Cuban telecommunications monopoly ETECSA, a joint venture with Telecom Italia, said it would begin selling the service to the general public within days in hard currency. "ETECSA is able to offer mobile phone service to the public," it said in a statement published in the Communist Party newspaper Granma.
Many Cubans have for long wanted access to cellular phones and hoped it would be among the first steps taken by Raul Castro, who succeed his ailing brother Fidel Castro as Cuba's first new leader in almost half a century on February 24.
"This shows there is a change in mentality at the top and recognition that Cuba has to move into the 21st century," a young computer technician said, asking not to be named. Raul Castro has begun lifting some of the many restrictions on the daily life of Cubans as he tries to meet popular demands for better living standards in the socialist state.
Taking office last month, he promised to start lifting "excessive regulations and prohibitions" within weeks. Some Cubans already have mobile phones registered in the name of foreigners or their work places.

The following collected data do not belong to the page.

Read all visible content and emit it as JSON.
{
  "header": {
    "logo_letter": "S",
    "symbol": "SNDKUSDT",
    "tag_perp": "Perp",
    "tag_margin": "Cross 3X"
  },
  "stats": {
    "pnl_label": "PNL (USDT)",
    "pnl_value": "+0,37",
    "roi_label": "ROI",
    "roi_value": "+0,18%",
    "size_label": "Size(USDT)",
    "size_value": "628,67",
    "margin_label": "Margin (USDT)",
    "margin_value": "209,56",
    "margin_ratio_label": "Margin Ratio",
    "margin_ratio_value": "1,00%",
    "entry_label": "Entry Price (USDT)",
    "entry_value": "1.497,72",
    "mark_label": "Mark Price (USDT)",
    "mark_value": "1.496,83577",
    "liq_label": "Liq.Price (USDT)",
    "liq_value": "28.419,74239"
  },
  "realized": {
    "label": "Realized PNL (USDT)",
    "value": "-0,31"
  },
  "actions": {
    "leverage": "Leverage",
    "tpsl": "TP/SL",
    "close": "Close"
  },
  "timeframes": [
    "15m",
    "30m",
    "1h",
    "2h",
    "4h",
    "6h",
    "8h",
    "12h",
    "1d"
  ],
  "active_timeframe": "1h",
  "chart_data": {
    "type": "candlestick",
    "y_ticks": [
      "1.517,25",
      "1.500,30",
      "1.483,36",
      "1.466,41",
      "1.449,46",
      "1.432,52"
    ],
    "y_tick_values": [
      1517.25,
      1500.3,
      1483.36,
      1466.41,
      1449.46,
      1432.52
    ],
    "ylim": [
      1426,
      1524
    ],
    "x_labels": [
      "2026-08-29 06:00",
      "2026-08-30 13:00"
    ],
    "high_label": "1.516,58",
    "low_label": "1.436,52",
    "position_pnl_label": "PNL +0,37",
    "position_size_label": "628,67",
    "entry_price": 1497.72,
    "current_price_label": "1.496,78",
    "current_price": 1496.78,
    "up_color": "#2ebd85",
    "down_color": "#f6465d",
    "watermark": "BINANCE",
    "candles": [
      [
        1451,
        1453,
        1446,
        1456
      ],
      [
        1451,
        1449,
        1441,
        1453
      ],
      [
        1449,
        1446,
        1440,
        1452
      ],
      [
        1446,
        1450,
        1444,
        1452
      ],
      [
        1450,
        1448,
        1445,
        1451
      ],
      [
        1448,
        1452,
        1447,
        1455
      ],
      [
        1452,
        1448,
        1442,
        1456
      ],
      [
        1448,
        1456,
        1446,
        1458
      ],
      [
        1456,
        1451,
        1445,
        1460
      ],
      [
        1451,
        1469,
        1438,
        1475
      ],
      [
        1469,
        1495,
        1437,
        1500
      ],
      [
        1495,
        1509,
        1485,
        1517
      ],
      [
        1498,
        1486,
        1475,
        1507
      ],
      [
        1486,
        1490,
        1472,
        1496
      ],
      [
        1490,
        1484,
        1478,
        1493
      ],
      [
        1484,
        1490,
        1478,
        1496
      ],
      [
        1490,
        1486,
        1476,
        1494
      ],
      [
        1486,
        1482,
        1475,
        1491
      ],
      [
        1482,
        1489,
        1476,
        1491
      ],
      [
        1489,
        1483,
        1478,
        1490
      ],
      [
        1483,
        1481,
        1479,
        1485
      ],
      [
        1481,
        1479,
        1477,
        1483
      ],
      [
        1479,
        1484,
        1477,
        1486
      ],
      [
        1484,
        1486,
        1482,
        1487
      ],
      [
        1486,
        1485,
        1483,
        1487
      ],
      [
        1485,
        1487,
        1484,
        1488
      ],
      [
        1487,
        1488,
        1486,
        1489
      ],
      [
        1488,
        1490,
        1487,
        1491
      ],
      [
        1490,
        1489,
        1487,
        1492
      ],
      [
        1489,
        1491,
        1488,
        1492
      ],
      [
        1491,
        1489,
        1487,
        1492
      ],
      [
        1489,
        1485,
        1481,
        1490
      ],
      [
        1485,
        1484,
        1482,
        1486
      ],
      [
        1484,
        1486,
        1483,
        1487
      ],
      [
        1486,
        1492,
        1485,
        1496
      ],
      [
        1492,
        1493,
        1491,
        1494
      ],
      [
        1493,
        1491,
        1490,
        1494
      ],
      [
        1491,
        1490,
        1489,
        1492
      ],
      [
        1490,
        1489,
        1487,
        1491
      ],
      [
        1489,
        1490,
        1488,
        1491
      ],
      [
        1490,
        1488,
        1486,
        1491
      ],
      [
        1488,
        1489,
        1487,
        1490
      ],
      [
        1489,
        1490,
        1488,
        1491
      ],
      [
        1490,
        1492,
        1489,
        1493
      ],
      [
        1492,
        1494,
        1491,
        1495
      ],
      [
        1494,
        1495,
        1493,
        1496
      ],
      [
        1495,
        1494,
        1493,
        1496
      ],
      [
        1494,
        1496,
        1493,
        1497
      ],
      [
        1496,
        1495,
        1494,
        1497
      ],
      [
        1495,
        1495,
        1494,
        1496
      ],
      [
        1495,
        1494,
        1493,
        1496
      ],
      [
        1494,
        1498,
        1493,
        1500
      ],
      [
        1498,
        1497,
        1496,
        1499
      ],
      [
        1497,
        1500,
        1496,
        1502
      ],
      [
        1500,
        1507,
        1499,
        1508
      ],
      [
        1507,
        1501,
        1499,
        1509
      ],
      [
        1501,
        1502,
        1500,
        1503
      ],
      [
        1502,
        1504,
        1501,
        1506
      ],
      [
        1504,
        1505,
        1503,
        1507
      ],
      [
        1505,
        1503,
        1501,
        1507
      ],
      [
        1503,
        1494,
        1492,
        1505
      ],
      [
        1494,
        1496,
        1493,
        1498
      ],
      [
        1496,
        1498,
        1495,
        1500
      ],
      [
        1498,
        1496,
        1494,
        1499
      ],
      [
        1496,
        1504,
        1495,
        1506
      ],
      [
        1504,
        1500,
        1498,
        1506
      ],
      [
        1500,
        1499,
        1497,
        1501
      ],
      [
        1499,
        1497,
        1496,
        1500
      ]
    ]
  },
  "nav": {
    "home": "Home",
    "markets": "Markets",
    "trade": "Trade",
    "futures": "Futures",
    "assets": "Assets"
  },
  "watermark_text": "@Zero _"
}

They will now be able to put the contracts in their own names, ETECSA said.
Cubans will be able to buy computers and DVD players next month for the first time, if they have the hard currency to pay for them. Just two years ago, banned DVD players were being confiscated by airport customs officials on arrival in Cuba. Raul Castro, 76, has also launched a restructuring of agriculture to reduce bureaucratic bottlenecks and boost food production.
A major public complaint that his government will have to deal with is that wages paid in Cuban pesos are too low, while consumer goods have to be paid for in convertible pesos, or CUCs, worth 24 times more than pesos. Cubans will pay for their mobile telephones with prepaid cards bought in CUCs that will allow them to receive and make international calls.
ETECSA, in which Telecom Italia has a 27 percent stake, said the hard currency income would be invested in the expansion of land lines, where Cuba has the sixth lowest density in Latin American. About 60 percent of Cubans have access to hard currency from cash remittances sent by relatives living abroad, mainly in the United States, or through factory and farm bonuses and tips from foreign tourists.
In the streets of Havana, the freeing of cellular phones services came as welcome news to all. "It was an obvious measure. There will have to be more like it to get rid of the thousand and one obstacles that make life bitter in Cuba," said university student Jofre Valdes, 23. "This was an anachronism. They have to end all unnecessary restrictions," said state employee Humberto Vega.